EGOLUM V. OBASANJO (1999) 7 NWLR (Pt.511) 255 at 413, where the Supreme Court, per ACHIKE, JSC, held thus: ‘The heydays of technicalities are now over because the weight of judicial authorities has today shifted from undue reliance on technicalities to doing substantial justice evenhandedly to the parties to the case.”
AN ERROR OF LAW COMPLAINED OF MUST HAVE CAUSED A MISCARRIAGE OF JUSTICE
OLADEJO ADEWUYI AJUWON & ORS VS FADELE AKANNI & ORS (1993) 12 SCNJ 32 AT 52 this Court held “It is not every error of law that is committed by a trial or appellate Court that justifies the reversal of a judgment.
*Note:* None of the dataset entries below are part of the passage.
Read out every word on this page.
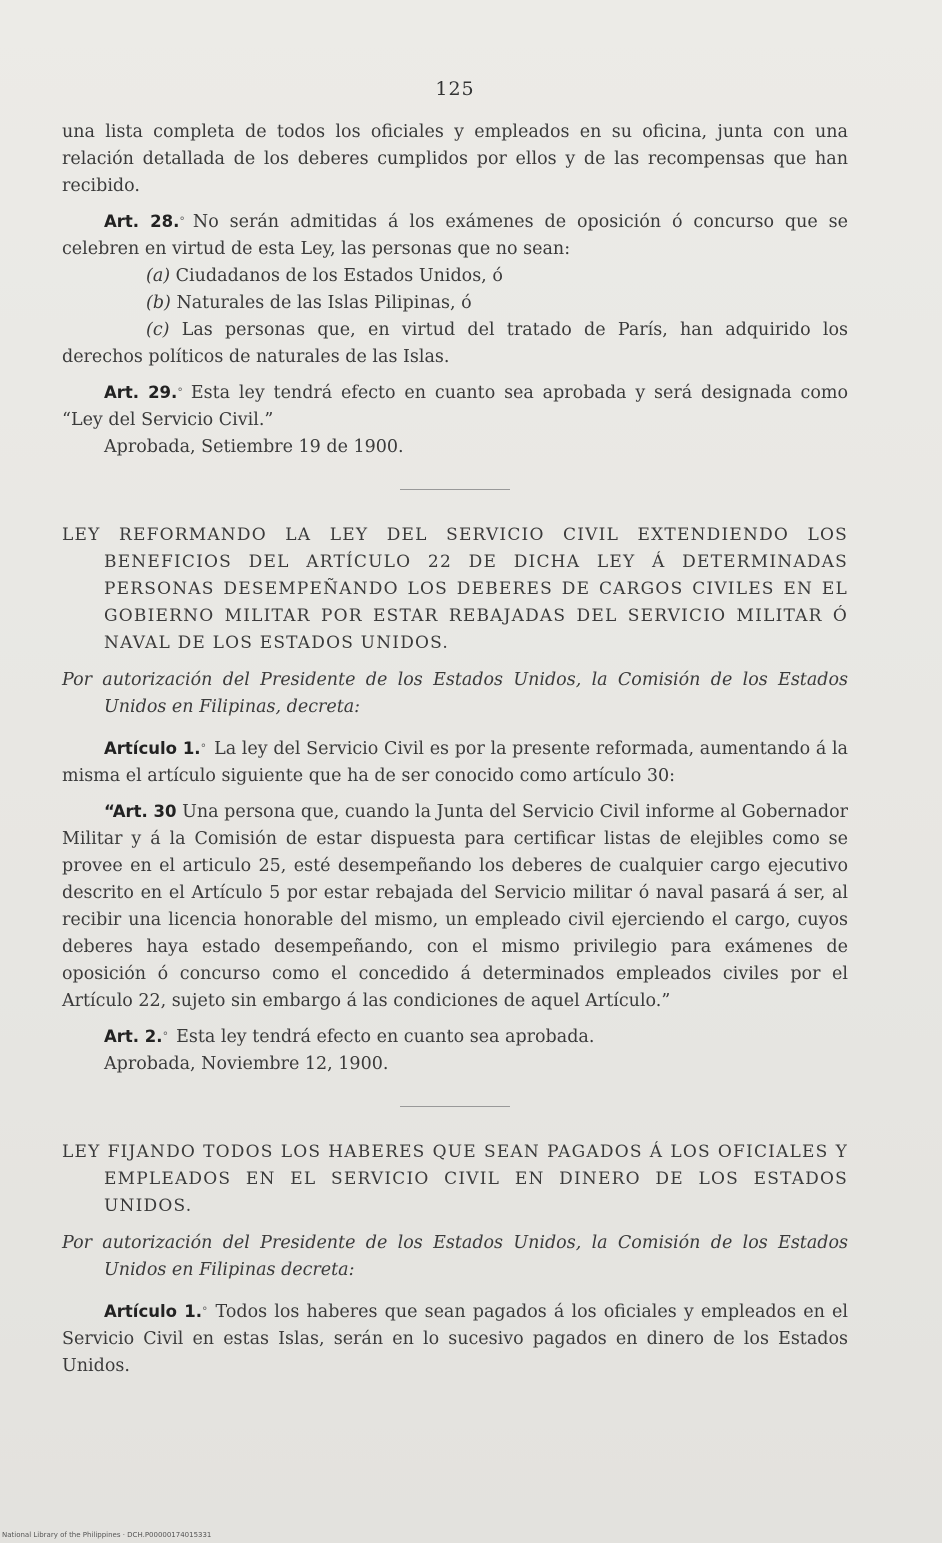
125

una lista completa de todos los oficiales y empleados en su oficina, junta con una relación detallada de los deberes cumplidos por ellos y de las recompensas que han recibido.

Art. 28.° No serán admitidas á los exámenes de oposición ó concurso que se celebren en virtud de esta Ley, las personas que no sean:

(a) Ciudadanos de los Estados Unidos, ó

(b) Naturales de las Islas Pilipinas, ó

(c) Las personas que, en virtud del tratado de París, han adquirido los derechos políticos de naturales de las Islas.

Art. 29.° Esta ley tendrá efecto en cuanto sea aprobada y será designada como “Ley del Servicio Civil.”

Aprobada, Setiembre 19 de 1900.

LEY REFORMANDO LA LEY DEL SERVICIO CIVIL EXTENDIENDO LOS BENEFICIOS DEL ARTÍCULO 22 DE DICHA LEY Á DETERMINADAS PERSONAS DESEMPEÑANDO LOS DEBERES DE CARGOS CIVILES EN EL GOBIERNO MILITAR POR ESTAR REBAJADAS DEL SERVICIO MILITAR Ó NAVAL DE LOS ESTADOS UNIDOS.

Por autorización del Presidente de los Estados Unidos, la Comisión de los Estados Unidos en Filipinas, decreta:

Artículo 1.° La ley del Servicio Civil es por la presente reformada, aumentando á la misma el artículo siguiente que ha de ser conocido como artículo 30:

“Art. 30 Una persona que, cuando la Junta del Servicio Civil informe al Gobernador Militar y á la Comisión de estar dispuesta para certificar listas de elejibles como se provee en el articulo 25, esté desempeñando los deberes de cualquier cargo ejecutivo descrito en el Artículo 5 por estar rebajada del Servicio militar ó naval pasará á ser, al recibir una licencia honorable del mismo, un empleado civil ejerciendo el cargo, cuyos deberes haya estado desempeñando, con el mismo privilegio para exámenes de oposición ó concurso como el concedido á determinados empleados civiles por el Artículo 22, sujeto sin embargo á las condiciones de aquel Artículo.”

Art. 2.° Esta ley tendrá efecto en cuanto sea aprobada.

Aprobada, Noviembre 12, 1900.

LEY FIJANDO TODOS LOS HABERES QUE SEAN PAGADOS Á LOS OFICIALES Y EMPLEADOS EN EL SERVICIO CIVIL EN DINERO DE LOS ESTADOS UNIDOS.

Por autorización del Presidente de los Estados Unidos, la Comisión de los Estados Unidos en Filipinas decreta:

Artículo 1.° Todos los haberes que sean pagados á los oficiales y empleados en el Servicio Civil en estas Islas, serán en lo sucesivo pagados en dinero de los Estados Unidos.

National Library of the Philippines · DCH.P00000174015331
An appellant, to secure the reversal of a judgment, must further establish that the error of law complained of did in fact occasion a miscarriage of justice and/or substantially affected the result of the decision. An error in law which has occasioned no miscarriage of justice is immaterial and may not affect the final decision of a Court. This is because what an Appeal Court has to decide is whether the decision of judge was right and not whether his reasons were, and a misdirection that does not occasion injustice is immaterial. The error in law in applying the doctrine of lis pendens complained of did not occasion any miscarriage of justice. The erroneous application of the doctrine of lis pendens notwithstanding, there was no other course that was open to the Court of Appeal in the appeal than to invalidate the sale in issue and to dismiss the appeal before it”.